Function over form. This is an argument I hear regularly, and there are a few variants: "It doesn't need to look good it needs to work" and so on. Is this true? Well... yes and no. The key attribute for any tool should be it's suitability for purpose however anything that has been designed to do a job, in order to do that job well, needs to have been well designed. Doing a job well, at least for humans, involves taking responsibility and pride in your work. For a designer this means setting loose a product which they have invested significant time and passion in and if the job has been done well it is evident not only in function but also in aesthetics.
The right materials, quality of construction, ergonomics and even artistic aesthetics all contribute to the hard-to-define appeal of a thing. A tool that presents excellence in these aspects shows a design investment that should translate comparatively into it's function and suitability for purpose.

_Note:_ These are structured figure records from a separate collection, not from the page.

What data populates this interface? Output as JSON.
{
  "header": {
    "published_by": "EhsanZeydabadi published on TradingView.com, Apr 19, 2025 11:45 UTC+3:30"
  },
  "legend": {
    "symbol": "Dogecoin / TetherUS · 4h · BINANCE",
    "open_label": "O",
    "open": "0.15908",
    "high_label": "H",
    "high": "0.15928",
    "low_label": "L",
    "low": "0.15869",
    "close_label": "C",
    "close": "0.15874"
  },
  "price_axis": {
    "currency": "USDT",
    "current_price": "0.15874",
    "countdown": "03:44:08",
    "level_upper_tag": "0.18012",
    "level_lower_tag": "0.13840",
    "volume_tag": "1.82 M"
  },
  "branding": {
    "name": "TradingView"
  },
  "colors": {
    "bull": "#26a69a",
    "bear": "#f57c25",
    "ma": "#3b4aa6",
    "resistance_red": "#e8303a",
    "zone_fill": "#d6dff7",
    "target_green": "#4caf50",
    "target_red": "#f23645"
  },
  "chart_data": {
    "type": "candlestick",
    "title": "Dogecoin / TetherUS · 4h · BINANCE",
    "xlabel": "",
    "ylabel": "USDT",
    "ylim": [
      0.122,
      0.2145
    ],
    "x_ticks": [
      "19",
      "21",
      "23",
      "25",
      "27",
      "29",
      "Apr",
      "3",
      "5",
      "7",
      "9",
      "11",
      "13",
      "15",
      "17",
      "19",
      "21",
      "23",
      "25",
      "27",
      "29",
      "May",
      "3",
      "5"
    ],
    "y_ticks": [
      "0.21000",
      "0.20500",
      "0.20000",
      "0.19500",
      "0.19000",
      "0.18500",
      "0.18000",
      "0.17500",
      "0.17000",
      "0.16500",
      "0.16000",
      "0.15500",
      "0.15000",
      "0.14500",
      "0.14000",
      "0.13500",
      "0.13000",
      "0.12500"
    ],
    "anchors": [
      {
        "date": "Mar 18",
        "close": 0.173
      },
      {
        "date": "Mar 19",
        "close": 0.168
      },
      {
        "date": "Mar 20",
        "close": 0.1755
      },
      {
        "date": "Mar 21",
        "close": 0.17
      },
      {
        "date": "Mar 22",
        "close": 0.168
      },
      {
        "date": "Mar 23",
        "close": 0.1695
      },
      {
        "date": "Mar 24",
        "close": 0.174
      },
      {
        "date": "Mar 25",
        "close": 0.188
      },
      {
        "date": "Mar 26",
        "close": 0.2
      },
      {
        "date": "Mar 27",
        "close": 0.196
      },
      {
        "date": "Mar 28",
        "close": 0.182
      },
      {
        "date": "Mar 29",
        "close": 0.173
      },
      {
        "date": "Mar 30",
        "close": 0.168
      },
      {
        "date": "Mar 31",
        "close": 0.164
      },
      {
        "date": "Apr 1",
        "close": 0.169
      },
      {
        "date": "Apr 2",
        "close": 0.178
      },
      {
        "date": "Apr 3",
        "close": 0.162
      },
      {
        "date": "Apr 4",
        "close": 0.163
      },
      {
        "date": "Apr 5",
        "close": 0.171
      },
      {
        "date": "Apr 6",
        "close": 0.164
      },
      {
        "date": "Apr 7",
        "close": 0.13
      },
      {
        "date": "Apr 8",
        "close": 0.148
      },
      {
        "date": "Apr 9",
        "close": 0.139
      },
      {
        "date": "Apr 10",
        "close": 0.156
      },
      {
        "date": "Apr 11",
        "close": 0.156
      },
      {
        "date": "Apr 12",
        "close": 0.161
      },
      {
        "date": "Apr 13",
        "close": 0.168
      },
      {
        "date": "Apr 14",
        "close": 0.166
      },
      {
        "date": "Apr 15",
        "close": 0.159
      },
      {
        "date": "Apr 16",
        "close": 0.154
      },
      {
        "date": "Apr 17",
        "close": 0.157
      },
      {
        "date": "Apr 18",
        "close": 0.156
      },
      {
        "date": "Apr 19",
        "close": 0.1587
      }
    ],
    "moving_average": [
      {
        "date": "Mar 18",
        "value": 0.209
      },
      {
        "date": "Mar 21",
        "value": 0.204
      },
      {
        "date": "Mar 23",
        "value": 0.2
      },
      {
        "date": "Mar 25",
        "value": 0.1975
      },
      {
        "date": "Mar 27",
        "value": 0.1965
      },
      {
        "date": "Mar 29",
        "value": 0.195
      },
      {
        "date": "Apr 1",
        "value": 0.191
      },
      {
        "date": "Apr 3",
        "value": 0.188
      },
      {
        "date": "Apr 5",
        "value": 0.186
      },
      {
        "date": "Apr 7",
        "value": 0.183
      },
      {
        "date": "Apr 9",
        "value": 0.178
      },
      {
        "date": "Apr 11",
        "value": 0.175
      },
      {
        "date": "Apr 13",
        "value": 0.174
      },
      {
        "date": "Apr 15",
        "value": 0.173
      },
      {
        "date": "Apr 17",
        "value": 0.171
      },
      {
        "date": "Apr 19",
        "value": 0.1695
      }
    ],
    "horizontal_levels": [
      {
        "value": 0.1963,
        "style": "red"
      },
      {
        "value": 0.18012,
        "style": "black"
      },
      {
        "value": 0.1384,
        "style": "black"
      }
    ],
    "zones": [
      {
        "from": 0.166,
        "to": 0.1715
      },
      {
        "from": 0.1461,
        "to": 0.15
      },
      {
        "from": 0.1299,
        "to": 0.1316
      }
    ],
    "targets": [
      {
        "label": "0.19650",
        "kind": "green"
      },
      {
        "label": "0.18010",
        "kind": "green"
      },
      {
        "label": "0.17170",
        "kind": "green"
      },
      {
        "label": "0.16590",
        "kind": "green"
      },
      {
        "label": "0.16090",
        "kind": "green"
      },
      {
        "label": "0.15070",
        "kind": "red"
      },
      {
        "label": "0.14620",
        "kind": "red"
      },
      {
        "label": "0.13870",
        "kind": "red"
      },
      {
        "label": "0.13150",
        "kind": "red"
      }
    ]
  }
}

Aesthetics is one of our most critical senses for the judgement of quality. We make these same assessments for the functional quality of genes in an attractive prospective mate or what food is safe to eat. We all believe that we can immediately judge the craftsmanship of furniture by the sturdy and elegant appearance of it's form and it's solid feel as we touch it. These same analyses should be applied to all of our choices from chocolate cake to word processors.
Form and function are two halves of the same whole and sacrificing either one will lead to poorer decisions. Aesthetics are an important factor for helping us make an informed decision by steering our judgement of the investment of effort, skill and enthusiasm in the creation of a thing. We all know that we perform better when we are passionate about something. When this is evident in the objects we use every day we can have more confidence in those things.